The point of using ECN and hardware support is to force the ethernet fabric to slow down and allow the infiniband layer to recover and retransmit the lost packet.
 
  • Like
Reactions: efschu3

Rand__

Well-Known Member
Mar 6, 2014
6,626
1,767
113
I just wanna say that as of 22.12 release of TrueNAS SCALE, RDMA is doable in a few steps.

1. Add RDMA support to the system - I've went with OFED package from Mellanox Nvidia : Mellanox OFED (MLNX_OFED) Software: End-User Agreement - add kernel support, enable nvmf and (optional) nfsover rdma (I'd like to further test proxmox as an initiator to see if there are any benefits). Main initiator "target" for this is vmware - post 7.0.2
Some Q's ...
Is ESXi7 not able to utilize nsf over RDMA?
Can you share out any device via nvmf?

I've been running nfs for ages and not really looking to move to iSCSI unless it can't be helped...;)
 
  • Like
Reactions: itronin

Rand__

Well-Known Member
Mar 6, 2014
6,626
1,767
113
Alright, trying to follow the guideline here...

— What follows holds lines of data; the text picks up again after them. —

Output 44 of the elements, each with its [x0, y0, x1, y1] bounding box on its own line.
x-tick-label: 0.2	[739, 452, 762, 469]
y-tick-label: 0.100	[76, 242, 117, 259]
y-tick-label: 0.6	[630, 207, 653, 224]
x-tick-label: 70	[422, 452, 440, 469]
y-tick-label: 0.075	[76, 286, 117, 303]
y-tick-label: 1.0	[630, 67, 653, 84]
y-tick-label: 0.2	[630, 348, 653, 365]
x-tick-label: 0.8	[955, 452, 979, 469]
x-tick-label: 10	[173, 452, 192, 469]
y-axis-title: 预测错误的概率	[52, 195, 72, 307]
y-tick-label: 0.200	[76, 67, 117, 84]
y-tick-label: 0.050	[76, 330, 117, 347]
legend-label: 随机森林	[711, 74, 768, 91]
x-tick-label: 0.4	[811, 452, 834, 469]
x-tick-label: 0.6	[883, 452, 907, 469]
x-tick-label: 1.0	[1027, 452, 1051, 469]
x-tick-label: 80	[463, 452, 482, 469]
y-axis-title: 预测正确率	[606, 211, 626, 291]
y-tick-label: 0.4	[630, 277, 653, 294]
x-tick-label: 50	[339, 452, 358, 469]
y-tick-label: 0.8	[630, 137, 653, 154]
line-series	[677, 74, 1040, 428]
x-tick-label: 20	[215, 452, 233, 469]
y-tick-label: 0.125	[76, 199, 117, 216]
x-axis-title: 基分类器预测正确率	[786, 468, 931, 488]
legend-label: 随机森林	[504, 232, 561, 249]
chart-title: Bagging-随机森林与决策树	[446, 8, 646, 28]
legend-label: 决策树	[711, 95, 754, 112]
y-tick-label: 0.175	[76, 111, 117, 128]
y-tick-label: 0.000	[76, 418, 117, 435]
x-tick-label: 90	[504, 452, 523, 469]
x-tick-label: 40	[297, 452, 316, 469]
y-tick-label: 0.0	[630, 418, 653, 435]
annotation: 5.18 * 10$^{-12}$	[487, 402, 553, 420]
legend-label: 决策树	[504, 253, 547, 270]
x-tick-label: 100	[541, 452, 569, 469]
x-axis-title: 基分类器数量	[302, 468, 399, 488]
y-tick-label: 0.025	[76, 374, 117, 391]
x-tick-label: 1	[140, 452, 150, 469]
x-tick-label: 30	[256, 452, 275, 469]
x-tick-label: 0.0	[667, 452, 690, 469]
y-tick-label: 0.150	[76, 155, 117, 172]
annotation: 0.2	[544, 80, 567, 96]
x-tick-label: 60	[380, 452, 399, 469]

1. Add RDMA support to the system - I've went with OFED package from Mellanox Nvidia : Mellanox OFED (MLNX_OFED) Software: End-User Agreement - add kernel support, enable nvmf and (optional) nfsover rdma (I'd like to further test proxmox as an initiator to see if there are any benefits). Main initiator "target" for this is vmware - post 7.0.2 which has al lthe bels and whistles to support rdma with iser and nvmeof.
results here should render the system rdma capable, have a nvme target rdma capable, iser target module etc.
I ran
Code:
chmod +x /bin/apt*
, then
Code:
./mlnxofedinstall --add-kernel-support  --enable-mlnx_tune --with-nvmf --with-nfsrdma --skip-distro-check

2. rebuild scst - I did this with the lastest git (3.7.0 - same as what's already in truenas) ; Check the install script to make sure you are starting the services with the new binaries (/etc/init.d/scst is the script used to start the service wrapped under the "goodness" of systemd /etc/systemd/system/scst.service.d)
3. reboot and if everything is doing what's supposed to, see your iscsi targets sessions with RDMAExtensions Yes in the logs.
I assume I only need this if I want iSCSI support for rdma?

Edit:

So I assume ofed installed ok, but I am not sure yet on the next steps?
Is the built in nfs daemon now automagically rdma enabled? assume not
How can i use nvmeof to mount a share on ESXi via nvmeof initiator?
 
Last edited:

tsteine

Active Member
May 15, 2019
167
83
28
Is the built in nfs daemon now automagically rdma enabled? assume not
ESXi doesn't support NFSoRDMA.
It does seem that truenas scale has changed from nfs-ganesha to nfs-kernel-server, which does support RDMA while ganesha does not.

That being said, nfs over rdma runs on a different port, the "default" rdma port is tcp/20049, vs the normal tcp/2049 port so it's pretty far from being "plug and play"
 

tsteine

Active Member
May 15, 2019
167
83
28
ok.
Any idea re exposing TNS Scales via nvmeoF?
At the moment, you would have to install SPDK on truenas.

With SPDK, you would need to configure an nvmeof target, exposing an AIO bdev pointing to a zvol (or possibly a file on a zfs file system)

I have done this with Ubuntu, SPDK and ESXi with zvol backing, it's not an easy "snap your fingers" setup, and the gains vs iSCSI iSER are basically nonexistent, since the bottleneck seems to be the zfs file system/zvol, rather than the network protocol running over RDMA.

I only noticed significant uplifts with nvmeof and SPDK when directly exposing an NVME device, and at that point, running truenas scale with zfs is mostly pointless, just set up a linux distro of your choice with spdk.

The only real benefit from zfs with rdma iser/nvmeof is that it allows for higher throughput and less CPU consumption from IO traffic.